Uns zieht es zurück nach Freising, denn wir haben noch längst nicht alles gesehen. Auf unserem Rückweg begegnen uns immer wieder Bärenstatuen, so ähnlich wie wir sie aus der Hauptstadt kennen. Der Bär ist nämlich ebenfalls das Wappentier von Freising und führt zurück zu unserem alten Bekannten, dem heiligen Korbinian. Der, so heißt es, pilgerte nämlich mit einem Bären bis nach Rom. Eine Sache, die uns skurrilerweise ebenfalls auffällt, sind die unzähligen Friseurläden in Freising. Eine Erklärung dafür haben wir nicht gefunden. Aber wir denken mal, dass sich die Freisinger gerne die Haare schön machen.
Zum Abschluss wollen wir noch mal hoch hinaus und pilgern gen Dom. Von dort aus haben wir einen überaus weiten Blick auf das Erdinger Moos. Wie es das Kaiserwetter zulässt, können wir sogar bis zu unserer Heimat München blicken. Und dort, wo es bekanntlich bergauf geht, geht es auch wieder bergab, sodass unsere Füße sich ganz heiß laufen. Wie passend, dass wir bei unserer Ankunft schon die Kneippanlage im Rosengarten ausfindig gemacht haben. Denn etwas oberhalb der Isar fließt deren linker Nebenfluss, die Moosach, durch Freising und bietet die optimale Erfrischung, die wir nach dem ganzen Erkunden wirklich verdient haben. In verwunschener Atmosphäre lassen wir das kalte Wasser zwischen unsere Füße strömen.

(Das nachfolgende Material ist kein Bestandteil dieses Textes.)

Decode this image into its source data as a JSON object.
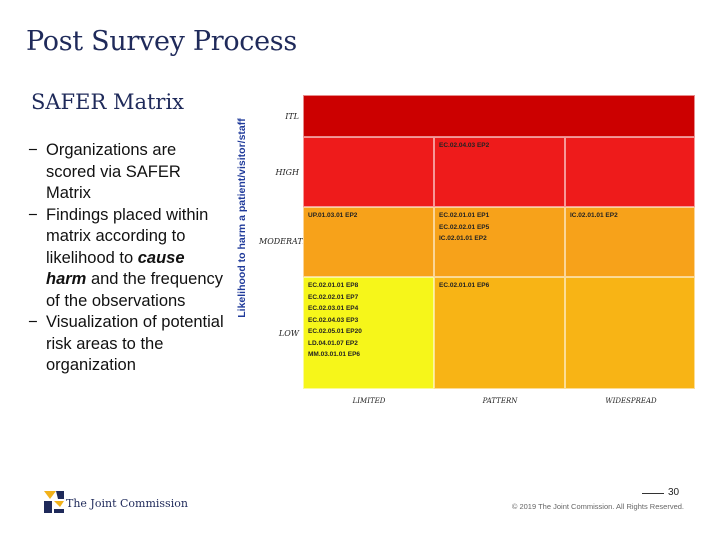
{
  "slide": {
    "title": "Post Survey Process",
    "subtitle": "SAFER Matrix",
    "bullets": [
      {
        "pre": "Organizations are scored via SAFER Matrix",
        "em": "",
        "post": ""
      },
      {
        "pre": "Findings placed within matrix according to likelihood to ",
        "em": "cause harm",
        "post": " and the frequency of the observations"
      },
      {
        "pre": "Visualization of potential risk areas to the organization",
        "em": "",
        "post": ""
      }
    ],
    "bullet_marker": "−",
    "page_number": "30",
    "copyright": "© 2019 The Joint Commission. All Rights Reserved.",
    "logo_text": "The Joint Commission"
  },
  "matrix": {
    "axis_label": "Likelihood to harm a patient/visitor/staff",
    "rows": [
      "ITL",
      "HIGH",
      "MODERATE",
      "LOW"
    ],
    "columns": [
      "LIMITED",
      "PATTERN",
      "WIDESPREAD"
    ],
    "colors": {
      "itl": "#cc0000",
      "high": "#ee1b1b",
      "moderate": "#f7a21a",
      "low_limited": "#f6f61a",
      "low_other": "#f8b415"
    },
    "cells": {
      "high_pattern": [
        "EC.02.04.03 EP2"
      ],
      "moderate_limited": [
        "UP.01.03.01 EP2"
      ],
      "moderate_pattern": [
        "EC.02.01.01 EP1",
        "EC.02.02.01 EP5",
        "IC.02.01.01 EP2"
      ],
      "moderate_widespread": [
        "IC.02.01.01 EP2"
      ],
      "low_limited": [
        "EC.02.01.01 EP8",
        "EC.02.02.01 EP7",
        "EC.02.03.01 EP4",
        "EC.02.04.03 EP3",
        "EC.02.05.01 EP20",
        "LD.04.01.07 EP2",
        "MM.03.01.01 EP6"
      ],
      "low_pattern": [
        "EC.02.01.01 EP6"
      ]
    }
  }
}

Erholt neigt sich unser Freising-Trip dem Ende entgegen. Wieder am Bahnhof angekommen, steht unser roter Flitzer mit der Nummer eins schon abfahrtbereit. Mit dem Blick auf die allbekannte Stadtkulisse beschleunigt unser Zug Richtung München. Wir sind uns sicher, nach Freising kommen wir bald wieder. Denn wie es der Name der Stadt schon in sich trägt, fühlt man sich hier ganz und gar unbeschwert und frei.